Real-life stories are rarely as satisfying as made-up ones. This is, of course, a well-known fact. Life has a pesky habit of rejecting the basic tenets of any successful narrative, from plot and pacing to character.
Hardly surprising, then, that Disney’s 2013 film, Saving Mr. Banks, leans heavily to the side of fiction, rejecting the realities of life in an effort to turn the real story of the author P.L. Travers’ work with the folks at Disney to produce a movie version of her beloved book, Mary Poppins, into something lucrative.
As has been pointed out, inaccuracies (or, rather, blatant fictions) are rife in Saving Mr. Banks. Because it’s Disney, and because it’s the sort of film that parents need to be able to watch with their kids, there’s very little complexity to this movie.P.L. Travers was, by all accounts, not the easiest person to get along with. She was unconventional and prickly, cagey about her childhood and protective of her work. But Saving Mr. Banks takes her at-times difficult attitude and turns her into a monster of conventionality and the pinnacle of rudeness.
She is a stereotype of Britishness, from her impeccable English accent to her carefully tailored tweed suits. She clashes again and again with the jovial Walt Disney, who calls everyone by their first names and is, in general, about two steps away from being the sort of character a child might suspect of being magical.

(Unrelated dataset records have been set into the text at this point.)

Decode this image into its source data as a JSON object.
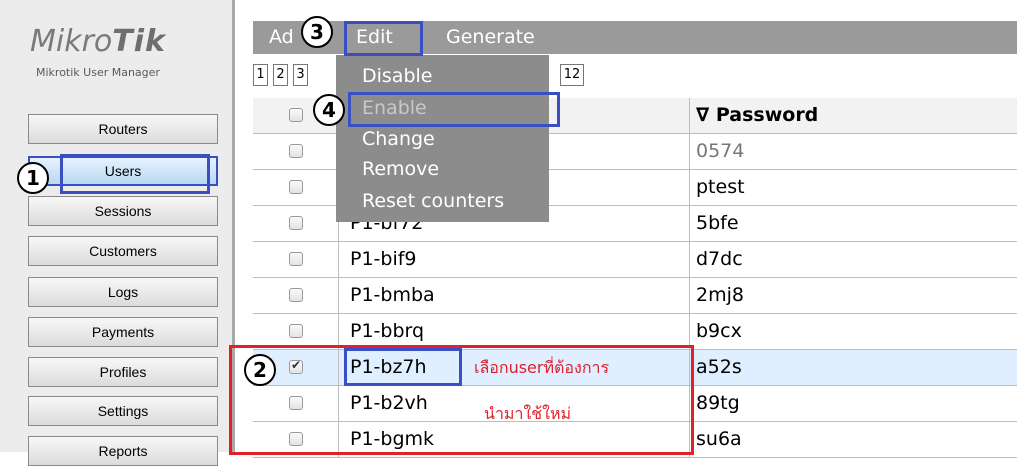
{
  "app": {
    "logo_text": "MikroTik",
    "subtitle": "Mikrotik User Manager"
  },
  "sidebar": {
    "items": [
      {
        "label": "Routers"
      },
      {
        "label": "Users"
      },
      {
        "label": "Sessions"
      },
      {
        "label": "Customers"
      },
      {
        "label": "Logs"
      },
      {
        "label": "Payments"
      },
      {
        "label": "Profiles"
      },
      {
        "label": "Settings"
      },
      {
        "label": "Reports"
      }
    ],
    "active_item": "Users"
  },
  "menubar": {
    "items": [
      "Ad",
      "Edit",
      "Generate"
    ]
  },
  "pager": {
    "pages": [
      "1",
      "2",
      "3",
      "12"
    ]
  },
  "edit_menu": {
    "items": [
      {
        "label": "Disable",
        "enabled": true
      },
      {
        "label": "Enable",
        "enabled": false
      },
      {
        "label": "Change",
        "enabled": true
      },
      {
        "label": "Remove",
        "enabled": true
      },
      {
        "label": "Reset counters",
        "enabled": true
      }
    ]
  },
  "table": {
    "columns": {
      "password": "∇ Password"
    },
    "rows": [
      {
        "username": "",
        "password": "0574",
        "checked": false
      },
      {
        "username": "",
        "password": "ptest",
        "checked": false
      },
      {
        "username": "P1-bf72",
        "password": "5bfe",
        "checked": false
      },
      {
        "username": "P1-bif9",
        "password": "d7dc",
        "checked": false
      },
      {
        "username": "P1-bmba",
        "password": "2mj8",
        "checked": false
      },
      {
        "username": "P1-bbrq",
        "password": "b9cx",
        "checked": false
      },
      {
        "username": "P1-bz7h",
        "password": "a52s",
        "checked": true
      },
      {
        "username": "P1-b2vh",
        "password": "89tg",
        "checked": false
      },
      {
        "username": "P1-bgmk",
        "password": "su6a",
        "checked": false
      }
    ]
  },
  "annotations": {
    "steps": [
      "1",
      "2",
      "3",
      "4"
    ],
    "note_line1": "เลือกuserที่ต้องการ",
    "note_line2": "นำมาใช้ใหม่",
    "colors": {
      "highlight": "#3b4fc4",
      "note": "#e0202a",
      "menubar": "#9a9a9a"
    }
  }
}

Again, hardly surprising, considering who produced this film.
The movie plays out in typical Taming of the Shrew fashion, with Tom Hanks’ cheerful Disney butting heads with Emma Thompson’s uptight Travers, gradually chipping away at her hard exterior until it is finally revealed that she reason she is so uptight to begin with is, surprise surprise, Daddy Issues. Freud would probably have leapt into the air and clicked his heels at this. What’s more, Travers’ Daddy Issues are miraculously erased once another man comes along and solves them forever, with just a quick wave of his magic Disney wand (no, Dr Freud, not like that). Anybody else who is beginning to feel that their intelligence is being wilfully insulted – you’re not alone.
One thing I will say for the movie: Ruth Wilson’s accent is impeccable. The English actress (perhaps best known for her 2006 role as Jane Eyre) plays Travers’ mother, Margaret Goff. And has such a perfect Australian accent that it left me reaching for the computer to check if she actually was Australian.
And this is pretty much the movie in a nutshell. It says a lot about a film, I think, when the most memorable part of it is the excellent voice work by an actor in a minor role.
Personally, I think that for Disney to even consider making this film is a little dishonest; they have too vested an interest to actually make an even semi-truthful biopic. And considering the fact that it was released to coincide with the anniversary of Mary Poppins, the whole thing rather feels like an incredibly expensive marketing exercise, a way to sell more Mary Poppins DVDs and make sure everyone’s talking about it.
Author biopics are tricky, and children’s author biopics are perhaps the trickiest of all. Because of the author’s output, any film about them has to be suitable for the people who actually read their books (viz., children). But then authors, for all that we imagine them to be shiny asexual magicians with a typewriter and a pen, were actually real, often messy people. It does them no justice to gloss over their lives, least of all as a marketing ploy. They may not make for the most satisfying stories ever, but then real author stories are all the more compelling for that.
All in all, I’d say that it would take a lot more than just a spoonful of sugar to make this particular movie go down.